California currently has about 102,000 unplugged oil and gas wells. Out of those, about 40 percent are idle and not producing oil or gas at this time. Nearly half of the state’s idle wells have been idle for more than 15 years. Oil producers are allowed to idle wells, but must pay a fee to the state.  As new technology is developed to get at difficult oil resources, wells may become productive again. For example, much of the revolution in horizontal drilling and hydraulic fracturing of shale basins in the United States happened in areas long considered “played out.” The oil and gas industry must comply with state and federal regulations as it is one of the most regulated industries in in the world.

Federal Approvals in California

Permit approvals on federal lands in California so far this fiscal year, from October 1, 2022 through April 30, 2023, amount to just 3 despite having 106 applications pending. That compares to 166 approved for the same period of time the previous fiscal year, a huge drop.  In fiscal year 2022, the Biden Administration approved 201 drilling permits in California and had only 50 pending.

Receiving a permit to drill is a necessary step for oil and gas companies to undertake once they have purchased a lease. However, the determination to drill depends on many factors including finances, local regulations, the availability of materials such as steel, and worker availability. Workforce availability and supply chain issues can be obstacles to oil field development, as they are in many other industries.

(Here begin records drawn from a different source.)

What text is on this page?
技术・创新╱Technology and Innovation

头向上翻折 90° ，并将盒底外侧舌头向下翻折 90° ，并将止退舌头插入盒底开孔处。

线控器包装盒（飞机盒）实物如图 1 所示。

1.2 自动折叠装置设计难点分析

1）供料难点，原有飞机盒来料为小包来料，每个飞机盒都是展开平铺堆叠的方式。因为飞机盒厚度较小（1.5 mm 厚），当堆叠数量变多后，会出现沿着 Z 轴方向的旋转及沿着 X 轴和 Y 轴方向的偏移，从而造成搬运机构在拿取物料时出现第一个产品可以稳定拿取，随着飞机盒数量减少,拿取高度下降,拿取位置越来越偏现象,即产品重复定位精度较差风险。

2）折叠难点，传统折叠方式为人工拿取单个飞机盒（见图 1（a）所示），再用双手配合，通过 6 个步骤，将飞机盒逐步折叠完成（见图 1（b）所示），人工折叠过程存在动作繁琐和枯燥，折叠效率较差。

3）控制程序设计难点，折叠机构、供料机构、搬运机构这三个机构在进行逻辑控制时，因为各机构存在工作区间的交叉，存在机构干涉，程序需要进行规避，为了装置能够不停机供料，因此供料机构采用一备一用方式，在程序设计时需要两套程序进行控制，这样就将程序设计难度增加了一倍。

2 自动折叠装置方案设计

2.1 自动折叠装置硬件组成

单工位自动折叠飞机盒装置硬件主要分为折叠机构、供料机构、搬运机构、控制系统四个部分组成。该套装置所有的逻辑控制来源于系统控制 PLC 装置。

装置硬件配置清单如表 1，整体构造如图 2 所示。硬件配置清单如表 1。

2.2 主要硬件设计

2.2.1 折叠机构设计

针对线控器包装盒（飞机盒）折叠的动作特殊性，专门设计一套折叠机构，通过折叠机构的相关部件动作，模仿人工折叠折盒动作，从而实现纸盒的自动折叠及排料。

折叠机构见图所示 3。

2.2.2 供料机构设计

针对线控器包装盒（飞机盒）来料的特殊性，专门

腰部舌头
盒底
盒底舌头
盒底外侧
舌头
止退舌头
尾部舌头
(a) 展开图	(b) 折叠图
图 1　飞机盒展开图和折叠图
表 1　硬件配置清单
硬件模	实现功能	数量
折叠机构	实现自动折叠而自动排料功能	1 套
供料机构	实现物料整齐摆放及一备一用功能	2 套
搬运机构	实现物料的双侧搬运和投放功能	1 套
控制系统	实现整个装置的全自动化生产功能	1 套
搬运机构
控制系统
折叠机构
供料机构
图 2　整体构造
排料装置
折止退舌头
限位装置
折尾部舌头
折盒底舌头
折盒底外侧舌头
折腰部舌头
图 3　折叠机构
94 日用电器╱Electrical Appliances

Also, given that the Biden administration has said repeatedly that its policy is to end drilling on federal lands, the oil and gas industry is “skeptical” regarding the true nature of the approvals and whether further investment is in their economic interest. This is particularly true since the Biden administration has increased royalty rates from 12.5 percent to 18.75 percent and cut about 80 percent of the acreage proposed by industry during environmental reviews.

Conclusion

It appears that drilling permit approvals for oil and gas in Newsom’s California and on California public lands are being delayed as both Governor Newsom and President Biden want to end the use of fossil fuels even though they represent almost 80 percent of the energy supply in this country. Between the Biden administration and the Newsom government, California has received 10 drilling permits this year—a small fraction of what the industry has received in the past in that state—which will hinder the state getting the oil and gas its residents need. It seems that in the race between two potentially vying presidential candidates, the real losers are the American people and the economy.